Windsor: $1M won’t cover community center
Published 12:44 pm Friday, November 14, 2008
What would you do if someone wanted to give you a million dollars?
For the Town of Windsor, that benefactor is Isle of Wight County. The county wants to give the town a million dollars to build a new community center, which could include a library, post office and town administrative offices.
The trouble is, according to the interim town manager, one million dollars won’t be enough to cover the cost to build and operate the community center.
Windsor officials are now trying to figure out what to do next.
In memoranda to the town council on Sept. 19 and Nov. 7, interim Town Manager John Rowe Jr. warned that Windsor does not have the tax base to support the project. He repeated that warning to the board at its meeting Wednesday.
“The facts are that you have a limited tax base that’s primarily residential,” Rowe said. “One penny on the tax rate only generates $20,000.”
In his letters to the board, Rowe said annual debt payments for a 20-year $1 million bond would be about $100,000 a year. To finance those payments, the town would need to increase property taxes an additional five cents. Conversely, a $2 million bond would force property taxes to go up ten cents.
And therein lies the problem; Windsor’s property tax rate is currently 10 cents.
The county is seeking the town’s signature to a memorandum of understading, a legal document that would commit the town to promise to build the community center. In return, the county would donate at least $1 million to the project.
Rowe said he and his staff met with officials from James City County and the city of Williamsburg, localities that have constructed similar facilities, to discuss operating costs. They also consulted with RSMeans, a Kingston, Mass.-based company that supplies information about construction costs. After those meetings, they concluded that a new community center would cost about $3 million, not including the cost of the land.
“If you sign (the agreement with the county), and commit to a $3 million project, you’ve got more debt than you’ve got budget,” Rowe told the board Wednesday. “This will have a significant impact on your tax rate because you’ve only got one surefire thing that you can get money from, and that’s real estate tax.”
Town officials credit two members of the county Board of Supervisors — Phillip Bradshaw and Thomas Wright — with bringing the concept of a community center to Windsor. Bradshaw and Wright represent the Carrsville and Windsor districts of the county, respectively.
Both Bradshaw and Wright attended Wednesday’s meeting but left before the council took up the community center project.
“(The county) will give you the money,” Rowe said. “You’ll build the facility. The question before you, can you deliver on your part of the understanding? Yeah, you could, but you’re going to have to go in debt for it.
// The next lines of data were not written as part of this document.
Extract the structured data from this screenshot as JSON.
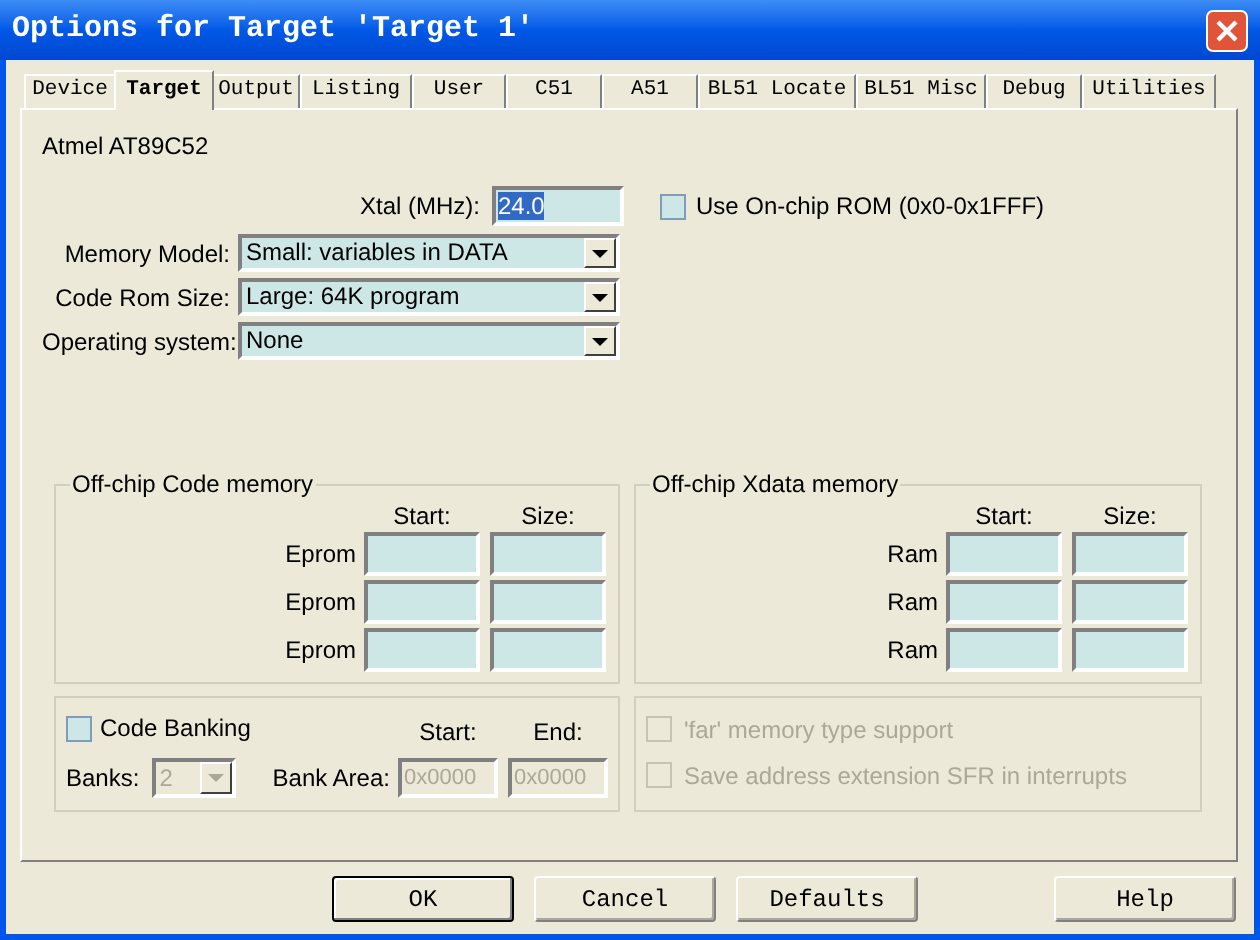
{
  "window": {
    "title": "Options for Target 'Target 1'"
  },
  "tabs": [
    {
      "label": "Device",
      "selected": false
    },
    {
      "label": "Target",
      "selected": true
    },
    {
      "label": "Output",
      "selected": false
    },
    {
      "label": "Listing",
      "selected": false
    },
    {
      "label": "User",
      "selected": false
    },
    {
      "label": "C51",
      "selected": false
    },
    {
      "label": "A51",
      "selected": false
    },
    {
      "label": "BL51 Locate",
      "selected": false
    },
    {
      "label": "BL51 Misc",
      "selected": false
    },
    {
      "label": "Debug",
      "selected": false
    },
    {
      "label": "Utilities",
      "selected": false
    }
  ],
  "device": "Atmel AT89C52",
  "xtal": {
    "label": "Xtal (MHz):",
    "value": "24.0",
    "value_selected": true
  },
  "on_chip_rom": {
    "label": "Use On-chip ROM (0x0-0x1FFF)",
    "checked": false
  },
  "dropdowns": [
    {
      "label": "Memory Model:",
      "value": "Small: variables in DATA"
    },
    {
      "label": "Code Rom Size:",
      "value": "Large: 64K program"
    },
    {
      "label": "Operating system:",
      "value": "None"
    }
  ],
  "memory_groups": [
    {
      "title": "Off-chip Code memory",
      "start_header": "Start:",
      "size_header": "Size:",
      "rows": [
        {
          "label": "Eprom"
        },
        {
          "label": "Eprom"
        },
        {
          "label": "Eprom"
        }
      ]
    },
    {
      "title": "Off-chip Xdata memory",
      "start_header": "Start:",
      "size_header": "Size:",
      "rows": [
        {
          "label": "Ram"
        },
        {
          "label": "Ram"
        },
        {
          "label": "Ram"
        }
      ]
    }
  ],
  "code_banking": {
    "label": "Code Banking",
    "checked": false,
    "start_header": "Start:",
    "end_header": "End:",
    "banks_label": "Banks:",
    "banks_value": "2",
    "banks_disabled": true,
    "bank_area_label": "Bank Area:",
    "start_value": "0x0000",
    "end_value": "0x0000",
    "area_disabled": true
  },
  "options": [
    {
      "label": "'far' memory type support",
      "checked": false,
      "disabled": true
    },
    {
      "label": "Save address extension SFR in interrupts",
      "checked": false,
      "disabled": true
    }
  ],
  "buttons": [
    {
      "label": "OK",
      "default": true
    },
    {
      "label": "Cancel",
      "default": false
    },
    {
      "label": "Defaults",
      "default": false
    },
    {
      "label": "Help",
      "default": false
    }
  ]
}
You’re going to have to significantly increase your tax rate, not only to cover the capital cost but the ongoing operating cost.”
Councilman Wesley Garris said “somebody needs to let (the county) know where we are (financially). Granted we’re not at a final place and don’t know what we want, but I think we need to keep communication (with the county) going.”
Wright agreed that the town and the county needed to discuss the project further.
“They have not come back to us to say that they can’t afford it,” Wright said. “They haven’t said ‘can you help us more?’ or ‘is there a time limit?’ We need to have a dialogue with each other.”
Wright said one stipulation in the memorandum was that the county be allowed free use of the building twice a year. The county would pay to use the building if they needed to use it more than two times.
Another stipulation revolves around a new library. Wright said that if a new library were included in the proposed community center, the county would pay the land acquisition and construction costs for the library portion of the project. The Blackwater Regional Library would run the new library.
But he said there was no time limit.
“There’s no timetable in there for them to build it,” Wright said. “They could build it next year. They could build it five years from now.”
The town council plans to discuss the community center issue further at their next meeting, a retreat scheduled for Nov. 21.
In other news, Rowe read an announcement from Mayor Marvin Crocker Jr.’s office that the town was ramping up its efforts to hire a new town manager.
“Over the next two weeks, council will conduct a series of closed meetings at undisclosed locations for the purpose of interviewing candidates for the position of town manager,” Rowe said.
Windsor’s previous town manager, Kurt Falkenstein, retired after 11 years of service on June 30.